Begin timing when the iron first touches the hide, and apply enough pressure for good contact with the entire surface of the iron. The animal may feel pain for the first 10 seconds. After that the nerve endings are frozen and the animal usually doesn't protest or try to move much as you continue applying the brand.

Take care when selecting the brand site to be sure it's a smooth surface. If you are branding on the shoulder, for example, make sure the iron is not partially on a thin muscle over the shoulder blade and partially on a thicker muscled area. This could create unequal pressure, producing a non-uniform brand, with some hairs growing in colored instead of white.
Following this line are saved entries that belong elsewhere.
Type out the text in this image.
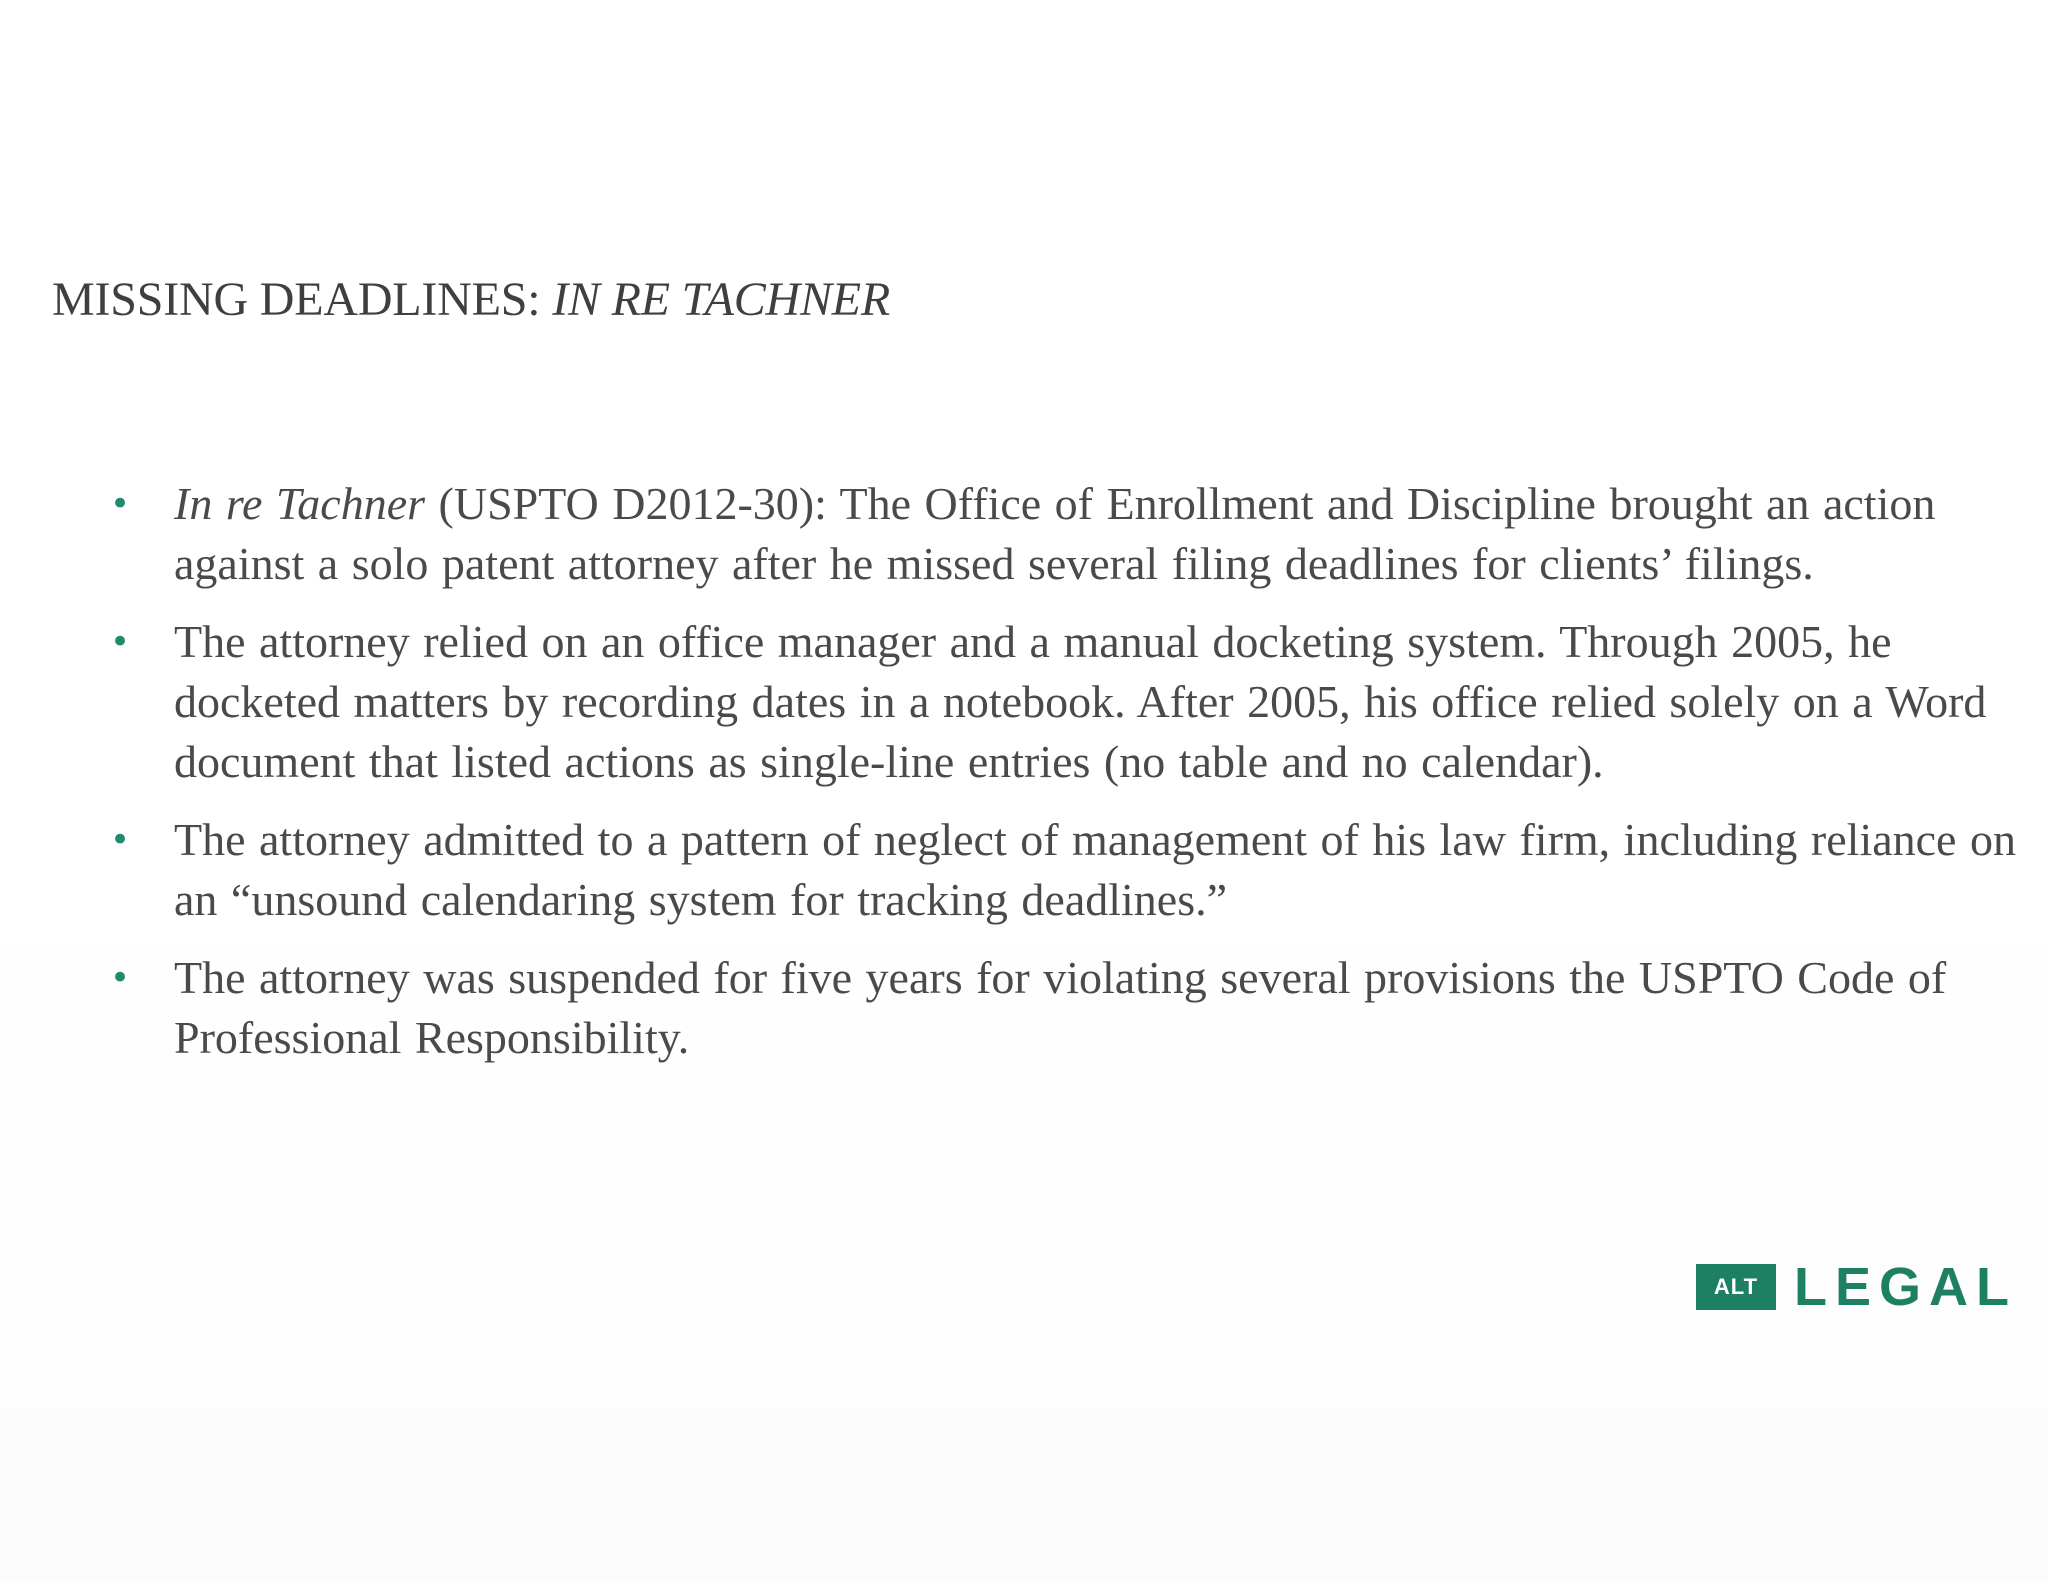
MISSING DEADLINES: IN RE TACHNER
• In re Tachner (USPTO D2012-30): The Office of Enrollment and Discipline brought an action against a solo patent attorney after he missed several filing deadlines for clients’ filings.
• The attorney relied on an office manager and a manual docketing system. Through 2005, he docketed matters by recording dates in a notebook. After 2005, his office relied solely on a Word document that listed actions as single-line entries (no table and no calendar).
• The attorney admitted to a pattern of neglect of management of his law firm, including reliance on an “unsound calendaring system for tracking deadlines.”
• The attorney was suspended for five years for violating several provisions the USPTO Code of Professional Responsibility.
ALT LEGAL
WHAT THE BRAND WILL LOOK LIKE - As soon as you remove the iron, you'll notice a frozen indentation in the skin. This will disappear within about five minutes and the area will begin to swell. The swelling will make the brand look two or three times bigger than the finished brand will be, and it may stay swollen for two to three days. After the swelling goes down, the brand may not be very easy to see for a while unless a welt remains, but a small scab may form. Within about 20 to 30 days the frozen skin will become flaky, scaling off, and the scab will be coming loose. Once it is gone, some short, fine white hair (like peach fuzz) will begin to appear. The length of time it takes for the white hair to fully grow in will depend on the time of year the animal was branded.